For years, conservatives like Glenn Beck have been advising people to buy physical copies of books and print out online articles. They have warned about the dangerous combination of “cancel culture” and the ease and speed with which books can be taken offline if deemed offensive by the woke elite.
I heard these warnings and dismissed them. After all, it was inconvenient. Why spend the extra two bucks for a paper book and wait for shipping when I can get it on my Kindle instantly? Sure, celebrities and normal Americans are being canceled left, right, and center, but books are different.
I told myself book burnings are a thing of the past. They are just images in history textbooks and dystopian novels. We could never get to that point in America. Amazon would never ban conservative books with which they disagree. That would just hurt their bottom line, right?
Well, turns out I was wrong. We are living through a book burning – a digital book burning. While books are not being doused in lighter fluid and burnt in piles on the streets, they are being burnt out of the marketplace of ideas.

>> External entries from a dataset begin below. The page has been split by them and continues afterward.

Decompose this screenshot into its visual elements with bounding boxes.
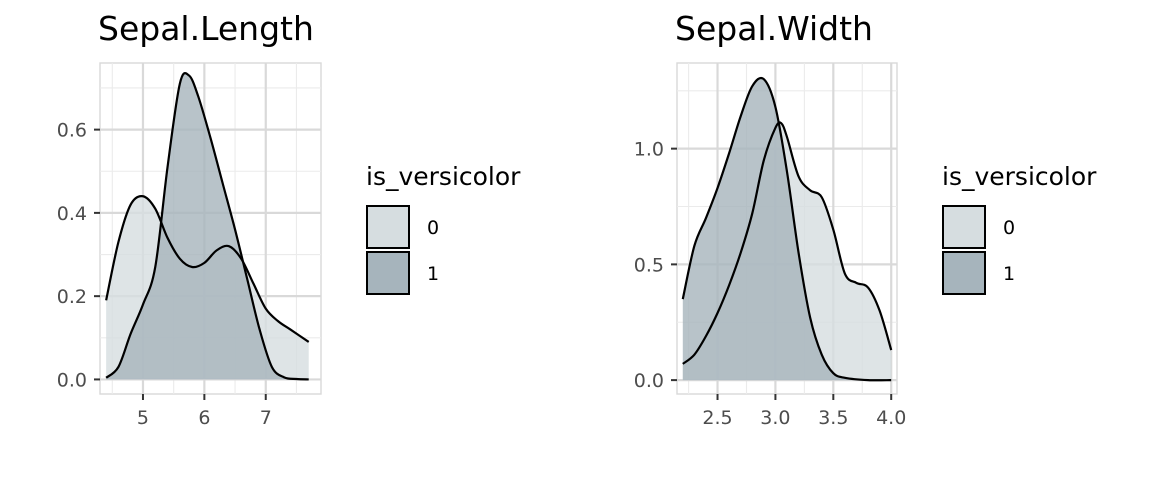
- x-tick-label: 3.0: [760, 407, 790, 429]
- x-axis: 2.5 3.0 3.5 4.0: [702, 394, 906, 429]
- y-tick-label: 0.2: [57, 286, 87, 308]
- x-tick-label: 4.0: [876, 407, 906, 429]
- legend-label-0: 0: [1003, 217, 1015, 239]
- y-tick-label: 0.0: [57, 369, 87, 391]
- y-tick-label: 0.5: [634, 254, 664, 276]
- density-lines: [681, 76, 893, 382]
- legend-label-0: 0: [427, 217, 439, 239]
- legend-swatch-1: [366, 251, 410, 295]
- legend-swatch-0: [942, 205, 986, 249]
- legend-label-1: 1: [1003, 263, 1015, 285]
- density-lines: [105, 72, 310, 381]
- x-tick-label: 6: [198, 407, 210, 429]
- density-line-1: [105, 72, 309, 381]
- y-tick-label: 0.6: [57, 120, 87, 142]
- x-axis: 5 6 7: [137, 394, 272, 429]
- panel-sepal-length: Sepal.Length 5 6 7 0.0 0.2 0.4 0.6 is_versico…: [57, 9, 521, 429]
- chart-title: Sepal.Length: [98, 9, 314, 48]
- x-tick-label: 2.5: [702, 407, 732, 429]
- x-tick-label: 7: [260, 407, 272, 429]
- density-line-1: [681, 76, 892, 382]
- y-tick-label: 1.0: [634, 139, 664, 161]
- density-line-0: [682, 121, 893, 365]
- legend: is_versicolor 0 1: [366, 162, 521, 295]
- legend-title: is_versicolor: [942, 162, 1097, 191]
- y-axis: 0.0 0.2 0.4 0.6: [57, 120, 100, 391]
- chart-title: Sepal.Width: [675, 9, 873, 48]
- y-tick-label: 0.0: [634, 370, 664, 392]
- legend-swatch-1: [942, 251, 986, 295]
- density-area-1: [682, 77, 892, 381]
- panel-sepal-width: Sepal.Width 2.5 3.0 3.5 4.0 0.0 0.5 1.0 is_ve…: [634, 9, 1097, 429]
- x-tick-label: 5: [137, 407, 149, 429]
- density-areas: [106, 73, 309, 380]
- legend-title: is_versicolor: [366, 162, 521, 191]
- density-line-0: [105, 194, 310, 343]
- density-area-1: [106, 73, 309, 380]
- y-axis: 0.0 0.5 1.0: [634, 139, 677, 392]
- legend-label-1: 1: [427, 263, 439, 285]
- legend-swatch-0: [366, 205, 410, 249]
- x-tick-label: 3.5: [818, 407, 848, 429]
- density-areas: [682, 77, 892, 381]
- y-tick-label: 0.4: [57, 203, 87, 225]
- legend: is_versicolor 0 1: [942, 162, 1097, 295]
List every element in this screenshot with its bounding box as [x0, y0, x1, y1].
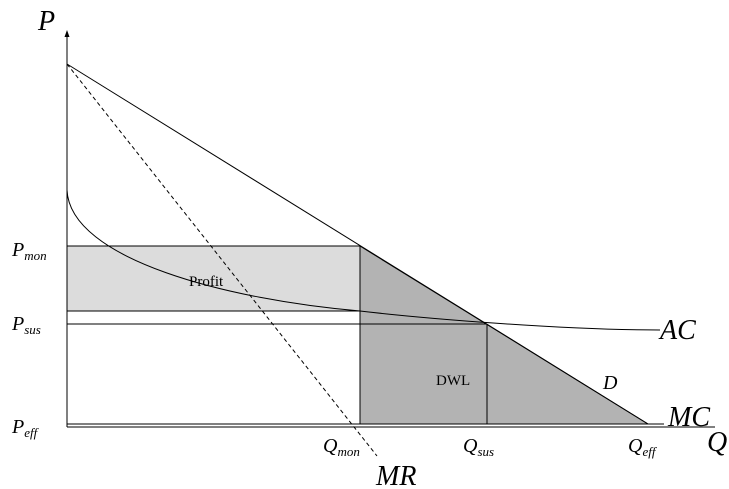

The matches of this burning are the new standards imposed by the woke ideology, and the lighter fluid is the companies that are imposing these standards on their customers.
In the past month, we have witnessed the danger of which Glenn Beck warned. On March 2, Dr. Seuss Enterprises announced that six of Dr. Seuss’ books will no longer be printed because some of the illustrations contained in them were deemed “hurtful.” Unsurprisingly, this caused the prices of those books to skyrocket. Stories like this show the lengths to which companies are willing to go in order to fit themselves and their products into the ever-changing window of acceptable speech.
The Dr. Seuss story got a fair amount of coverage in the media, and rightly so. But an even more important story fell through the cracks.
In late February, Ryan Anderson’s book “When Harry Became Sally: Responding to the Transgender Moment,” a book that looks at gender dysphoria in an organized, compassionate manner, was suddenly removed completely from Amazon’s selling platform. It was not deleted off of Kindle devices, so your ebooks are safe for now, but it can no longer be bought in any format on Amazon. Amazon neither notified nor gave a reason to Anderson as to why his book had been erased from their platform. Only after four U.S. senators wrote a letter to Amazon asking why the book had been banned did Amazon finally give its reasoning. They responded by stating they had changed their policy and have now decided “not to sell books that frame LGBTQ identity as a mental illness.”
Why is this a problem? You might be thinking that it’s just one book, and you can still buy the book directly from the publisher.
While the banning of Anderson’s book is dangerous in and of itself, the effects are far-reaching. Amazon has dominance over the American book market. A remarkable 53% of books and 80% of ebooks sold in the U.S. are sold by Amazon, according to the Wall Street Journal. If you want your book to do well, you need it to be on Amazon. So, naturally, publishers won’t want to risk publishing books that Amazon might deem offensive and not allow on their platform.
Who knows what books are next on Amazon’s list? All books that question the woke creed are on the chopping block. Perhaps it will be pro-life books, or maybe it will be ones that question climate change. No matter where their next target is, it will only further disincentivize publishers from printing books written from a conservative standpoint.
So go out and buy some printed books. Buy books you want to read, and buy books you foresee being canceled. Who knows? Your collection of banned books might be worth millions someday. Who needs a 401(k) when you’ve got Dr. Seuss or Mark Twain sitting on your bookshelf?
David Swegle is a sophomore George Washington Fellow studying economics.